The Age of Auto-Labeling is the Age of Automation
A paradigm shift for AI
Conventionally, AI comes in the form of neural networks that require labels for their training data, which are created via human labour. Human labour, therefore, limits (bottlenecks, in fact) the computational size of neural networks and, therefore, their performance, i.e., their ability to instantiate intelligence.
Under the auto-labeling regime (which is a superset of the self-supervised learning regime), labels are applied to data automatically. (The means can vary quite widely.) The bottlenecks to neural network performance become data, compute, and ingenuity. These terms defined:
Data: e.g., video, human input to a steering wheel, actions taken by humans in a video game.

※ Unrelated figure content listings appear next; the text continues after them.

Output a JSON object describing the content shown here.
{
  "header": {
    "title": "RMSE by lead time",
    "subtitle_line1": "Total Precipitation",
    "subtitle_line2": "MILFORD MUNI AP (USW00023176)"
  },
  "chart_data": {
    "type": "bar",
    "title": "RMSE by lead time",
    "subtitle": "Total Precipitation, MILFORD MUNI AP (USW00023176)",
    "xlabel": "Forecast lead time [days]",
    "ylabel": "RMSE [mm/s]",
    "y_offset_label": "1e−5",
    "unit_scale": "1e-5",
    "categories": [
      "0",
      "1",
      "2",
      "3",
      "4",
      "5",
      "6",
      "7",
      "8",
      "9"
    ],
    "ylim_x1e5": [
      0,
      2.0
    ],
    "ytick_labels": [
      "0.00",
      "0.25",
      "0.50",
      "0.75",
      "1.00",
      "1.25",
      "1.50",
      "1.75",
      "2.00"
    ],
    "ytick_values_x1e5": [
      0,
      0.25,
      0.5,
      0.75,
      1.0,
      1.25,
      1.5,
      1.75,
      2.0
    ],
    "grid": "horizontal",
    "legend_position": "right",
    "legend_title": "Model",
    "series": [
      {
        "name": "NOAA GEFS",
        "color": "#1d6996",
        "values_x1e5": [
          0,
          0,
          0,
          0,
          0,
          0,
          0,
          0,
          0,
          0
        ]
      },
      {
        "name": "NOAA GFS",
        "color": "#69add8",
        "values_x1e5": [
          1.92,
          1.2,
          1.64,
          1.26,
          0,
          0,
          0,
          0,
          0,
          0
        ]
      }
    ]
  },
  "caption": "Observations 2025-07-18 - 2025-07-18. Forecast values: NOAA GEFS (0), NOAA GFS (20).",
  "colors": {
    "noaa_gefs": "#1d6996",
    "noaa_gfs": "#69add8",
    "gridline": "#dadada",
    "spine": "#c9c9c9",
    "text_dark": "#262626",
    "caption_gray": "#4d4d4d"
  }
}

Compute: i.e., cycles of a GPU, a neural network accelerator chip, or, more rarely, a CPU.
Ingenuity: the ability of machine learning engineers and researchers to design neural networks.
In the research space, auto-labeling has produced such feats as AlphaStar and GPT-3.
In the commercial robotics space, the most interesting use of auto-labeling (to me, anyway) is in vehicular automation (i.e. self-driving cars and ADAS systems). However, in principle, the auto-labeling regime can and most likely will, eventually, spread to other kinds of robotics applications.
The impact of robots (powered by very well-designed neural nets utilizing large amounts of compute and auto-labeled data) will be much larger than the impact of disembodied AIs (like AlphaStar and GPT-3) because the physical economy is much larger than the digital economy. Most of human activity still involves carrying out physical tasks, which is something only robots and not disembodied AIs can do.
The age of auto-labeling will also be the age of robotics automation. A robotics age has been frequently imagined and depicted, almost enough to make one forget that a real one has never yet transpired. We don’t really know what it will be like, except the broad contours, like that its impact on human lives and the human economy will be very big.
Knowing that, however, is news enough to be worth writing about.